In the early 1900s, Gertrude Stein’s residence in Paris became a gathering place for artists and writers. Some of the visitors who frequented 27, Rue de Fleurus were the young experimental painters whose work Gertrude and her brother Leo Stein had been collecting: Picasso, Braques, Manet, Renoir, Cézanne, Matisse. Beside the more gregarious and articulate Matisse, Picasso, who was new to France and just learning to speak French, was thought of as "the quiet Spaniard" and was not at first understood by the guests at the Saturday-night dinner parties. But as the number of visitors and the frequency of the salon-evenings increased, Stein's friendship with Picasso blossomed. She became more and more certain of his genius. As her brother increasingly sided with the Impressionists, her taste in art became more experimental, and she was among the first major collectors of the Cubists.

In 1905, Picasso asked her to sit for a portrait, and the results (not Cubist, but representational) were dark, brooding, and strange.

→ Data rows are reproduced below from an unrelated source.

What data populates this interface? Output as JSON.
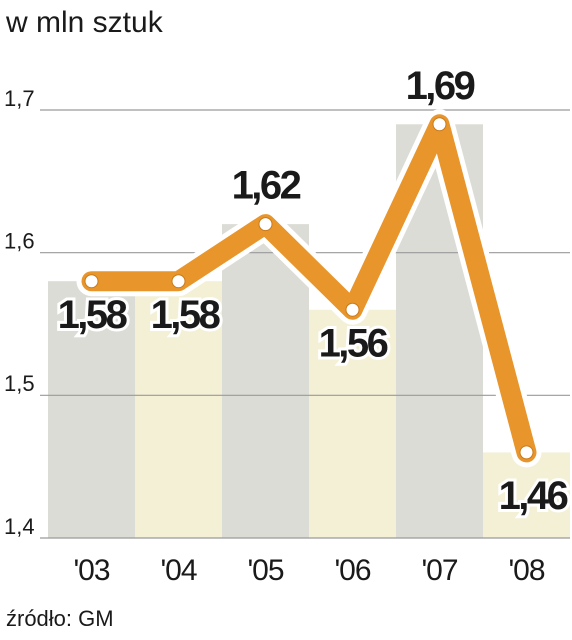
{
  "chart_data": {
    "type": "line",
    "title": "w mln sztuk",
    "source": "źródło: GM",
    "categories": [
      "'03",
      "'04",
      "'05",
      "'06",
      "'07",
      "'08"
    ],
    "series": [
      {
        "name": null,
        "color": "#e8952b",
        "values": [
          1.58,
          1.58,
          1.62,
          1.56,
          1.69,
          1.46
        ],
        "value_labels": [
          "1,58",
          "1,58",
          "1,62",
          "1,56",
          "1,69",
          "1,46"
        ]
      }
    ],
    "value_label_colors": [
      "#1a1a1a",
      "#1a1a1a",
      "#1a1a1a",
      "#1a1a1a",
      "#1a1a1a",
      "#c8102e"
    ],
    "bar_colors": [
      "#dcdcd6",
      "#f3f0d5",
      "#dcdcd6",
      "#f3f0d5",
      "#dcdcd6",
      "#f3f0d5"
    ],
    "ylim": [
      1.4,
      1.7
    ],
    "yticks": [
      {
        "value": 1.4,
        "label": "1,4"
      },
      {
        "value": 1.5,
        "label": "1,5"
      },
      {
        "value": 1.6,
        "label": "1,6"
      },
      {
        "value": 1.7,
        "label": "1,7"
      }
    ],
    "grid": true
  }
}
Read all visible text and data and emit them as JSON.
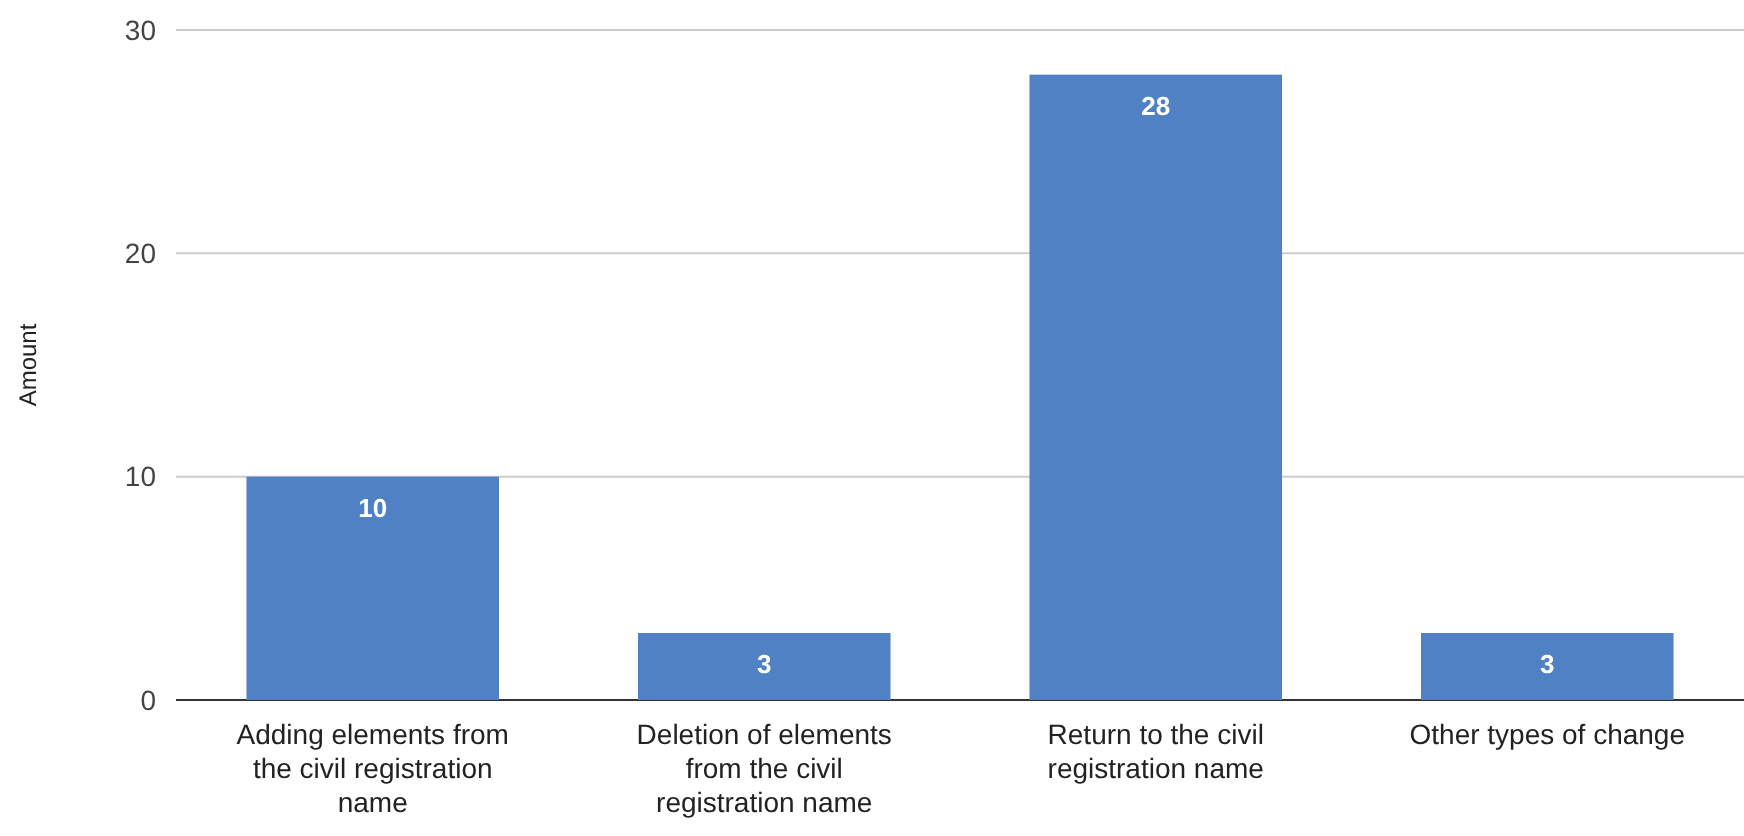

Picasso famously said, "Everybody says that she does not look like it but that does not make any difference, she will," which was quoted by Stein in The Autobiography of Alice B. Toklas. Stein said later, "I was and still am satisfied with my portrait, for me it is I, and it is the only reproduction of me which is always I, for me." The completion of the portrait marks the beginning of Stein’s interest in portraiture and "resemblance," concepts that would come to influence her writing nearly as much as Picasso’s Cubist philosophies.

Stein’s literary portrait of Picasso "If I Told Him," completed nearly twenty years later and first published in Vanity Fair, is a similarly strange but tender attempt to capture a resemblance of his genius. It begins: "If I told him would he like it. Would he like it if I told him." As a painter might wonder if he is flattering his subject sufficiently, Stein wonders if Picasso will like the "portrait" she writes for him as he hears it told back to him—his own Cubist philosophies translated into language. A later passage addresses how one might create "resemblance" in a verbal passage, which becomes something like repetition:

Exact resemblance. To exact resemblance the exact resemblance as exact as a resemblance, exactly as resembling, exactly resembling, exactly in resemblance exactly a resemblance, exactly and resemblance. For this is so. Because.

In fact, Stein continues to defend the representational nature of Cubism throughout her life, as if one could only get to an exact "resemblence," or image of life, through the distortion, repetition, and altering of the present moment to mimic perception. In her 1938 book Picasso she mentions an incident in 1909 when Picasso, after having completed the Cubist paintings Horta de Ebro and Maison sur la Colline, showed Stein the photographs that inspired the paintings. Stein swore that they were no different than the photographs.

Stein’s most notable experiment with "verbal Cubism" was her book of poetry Tender Buttons, a series of prose poems divided into "Objects," "Food," and "Rooms." In these strange and fractured descriptions of what she sees, the poet works toward the kind of resemblance and portraiture she first saw in Picasso’s work, beginning with a Cubist description of a carafe that seems to alert the world to the exciting changes afoot in poetry and painting:

A kind in glass and a cousin, a spectacle and nothing strange a single hurt color and an arrangement in a system to pointing. All this and not ordinary, not unordered in not resembling. The difference is spreading.